The ever present challenge in football analytics is separating luck from skill. In a low scoring sport such as football, there will always be teams that fly high simply due to a spell of good fortune, and teams that find themselves in a hole they did not really deserve to be in on the basis of their displayed skill level. This is particularly true in Cup competitions, which are notorious for their surprise results, but even a common double round robin format that is used in most leagues around the world is too short to consistently identify the truly best team.
The challenge is to tell teams apart according to their true skill level, and not to get sucked into the group of people jumping on the bandwagon of teams that simply owe their ‘great performance’ to a spell of good fortune.
A very helpful tool to separate luck from skill is the concept of PDO. This is a very simple metric that originates from the low-scoring sport of ice hockey but slowly finds its way into football at present.
For a detailed description of the concept and the logic behind PDO, please read the introductory post on PDO.
In short, PDO is computed from a team’s saves percentage and the same team’s shot percentage. Start with the total number of goals conceded and scored, collect the total number of shots conceded and created and you’re all set. Simply add the team’s saves percentage and shot percentage together and to get rid of the decimals, multiply by 1000. Since one team’s goals are always another team’s failed saves, the league wide overall PDO will always be 1000.

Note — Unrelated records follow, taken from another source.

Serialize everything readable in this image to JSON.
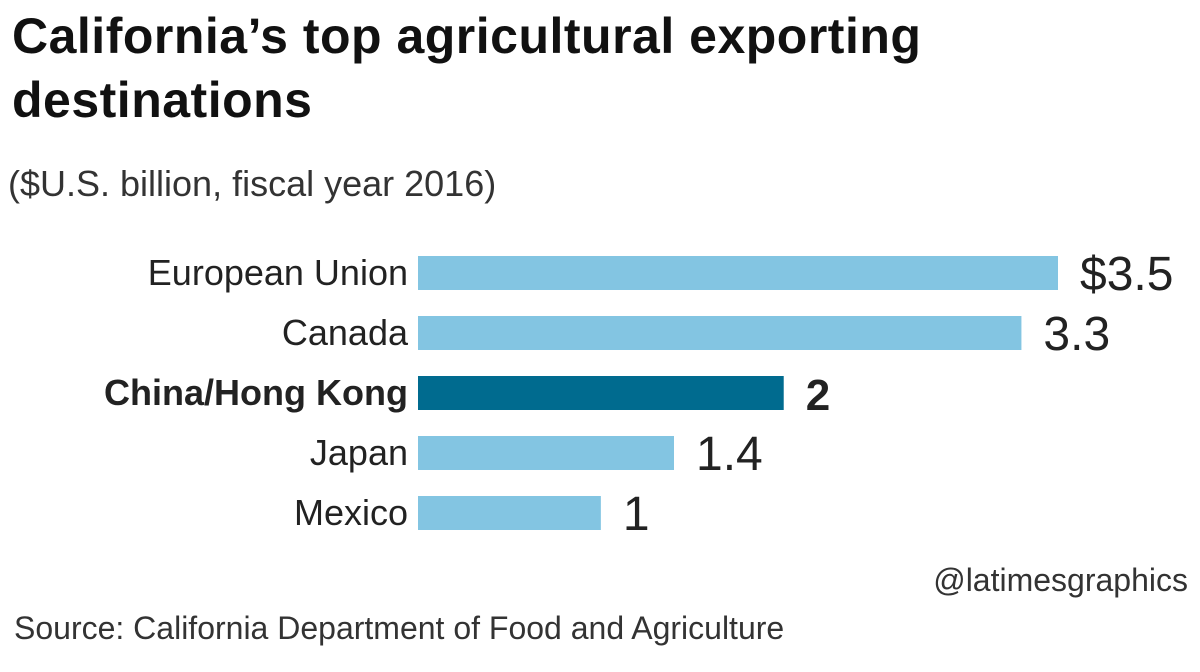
{
  "header": {
    "title": "California’s top agricultural exporting destinations",
    "subtitle": "($U.S. billion, fiscal year 2016)"
  },
  "footer": {
    "credit": "@latimesgraphics",
    "source": "Source: California Department of Food and Agriculture"
  },
  "colors": {
    "bar": "#83c5e2",
    "highlight": "#006b8f",
    "text": "#222222"
  },
  "chart_data": {
    "type": "bar",
    "orientation": "horizontal",
    "title": "California’s top agricultural exporting destinations",
    "subtitle": "($U.S. billion, fiscal year 2016)",
    "categories": [
      "European Union",
      "Canada",
      "China/Hong Kong",
      "Japan",
      "Mexico"
    ],
    "values": [
      3.5,
      3.3,
      2,
      1.4,
      1
    ],
    "value_labels": [
      "$3.5",
      "3.3",
      "2",
      "1.4",
      "1"
    ],
    "highlighted": "China/Hong Kong",
    "xlim": [
      0,
      3.5
    ],
    "grid": false,
    "legend": "none"
  }
}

One of the most fascinating things of PDO is that is seems to revert back towards the mean of 1000 for all teams. Although intuition will tell you that better players will finish a higher rate of chances presented, the raw numbers seem to tell that better teams don’t separate themselves from weaker teams by consistently obtaining higher shots and saves percentages. Much of this bears down to this influential post by the fantastic James Grayson, who analyzed ten seasons worth of EPL data to prove that PDO indeed moves ever closer to 1000 as the season progresses.
But the question for this post is, what is a normal level for PDO. Does it continue to regress towards 1000 as matches keep being added, or is there a certain bandwidth of normal PDO levels?

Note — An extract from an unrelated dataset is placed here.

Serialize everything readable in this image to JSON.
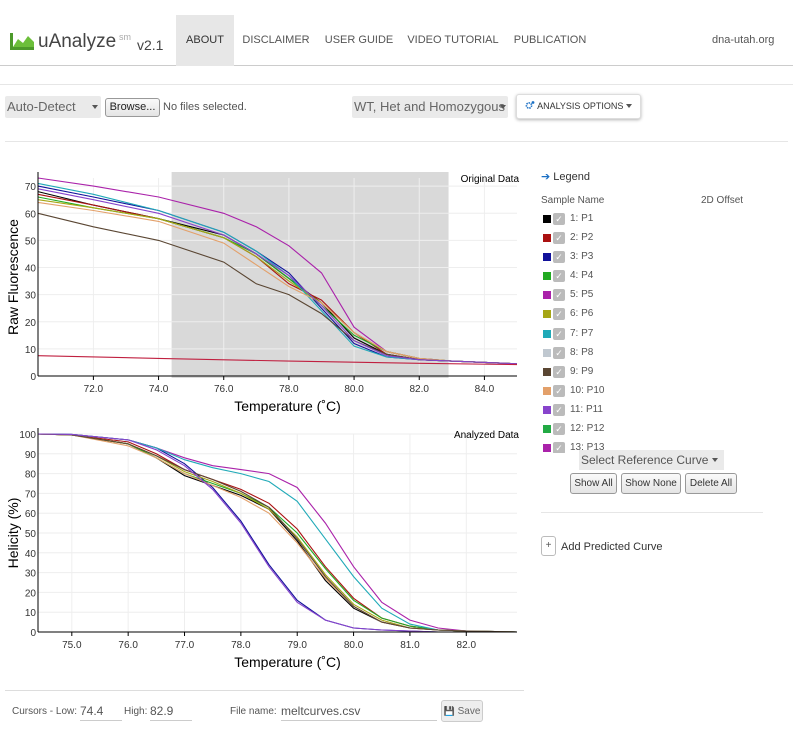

In this graph, Infostrada Sports data has been used to assess PDO levels since the start of the 2010/11 Eredivisie season. So, the horizontal axis contains two and a half seasons of Eredivisie matches with individual match rounds simply numbered from 1 to 86. The vertical axis presents the PDO levels and the lines represent the four different quartiles, with Q1 being the top-25% and Q4 the bottom-25% teams in terms of PDO levels. In order to smooth the curves, the single highest and lowest PDO teams have been left out, which also helps to create four nice groups of four teams out of all 18 Eredivisie teams.
Essentially, this is a repeat of James’ work on the concept that PDO regresses towards the mean of 1000, but the graph is extended beyond the single season level of 34 matches. And as you can easily see, the regression towards the mean seems to stop around the 40 matches mark.
From there on, a zone of PDO from 980 to 1020 nicely captures the average PDO and it no longer narrows down further. This probably means that superior teams separate themselves from inferior teams in terms of PDO, but only within this range. Teams that find themselves in a nice league position with PDO levels above 1020 will revert back over time, but top teams with PDO levels of 1020 may not necessarily follow that path as this PDO of 1020 may well be that team’s baseline. Also, inferior teams with PDO levels around 980 may not safely assume that fate will revert their lower league standing over time, as 980 may well be their baseline PDO level.
We can produce the same graph for both components of PDO: saves percentage and shots percentage.
These graphs learn us that the zone of saves percentage ranges from 87% to 89% and that the zone of shots percentage ranges from 10.5% to 14%. Teams with performances outside these zones have historically been unable to sustain that kind of level and will be expected to regress back to these zones within one season’s time.
In the end
PDO is a powerful concept to separate lucky teams from unlucky teams. Due to the low scoring nature of the sports, luck is an essential component of achieving a good league table position, but it is generally neglected when evaluating the performances of football teams. A high PDO refers to teams that stand on a high they did not earn, while low PDO teams find themselves in a hole they did not deserve.
The original thinking involved the notion that PDO will revert back towards 1000 over time, and while this is certainly true for values outside the 980 to 1020 zone, it seems better to rephrase and say that PDO will revert back to the 980 to 1020 zone, rather than towards 1000 for all teams.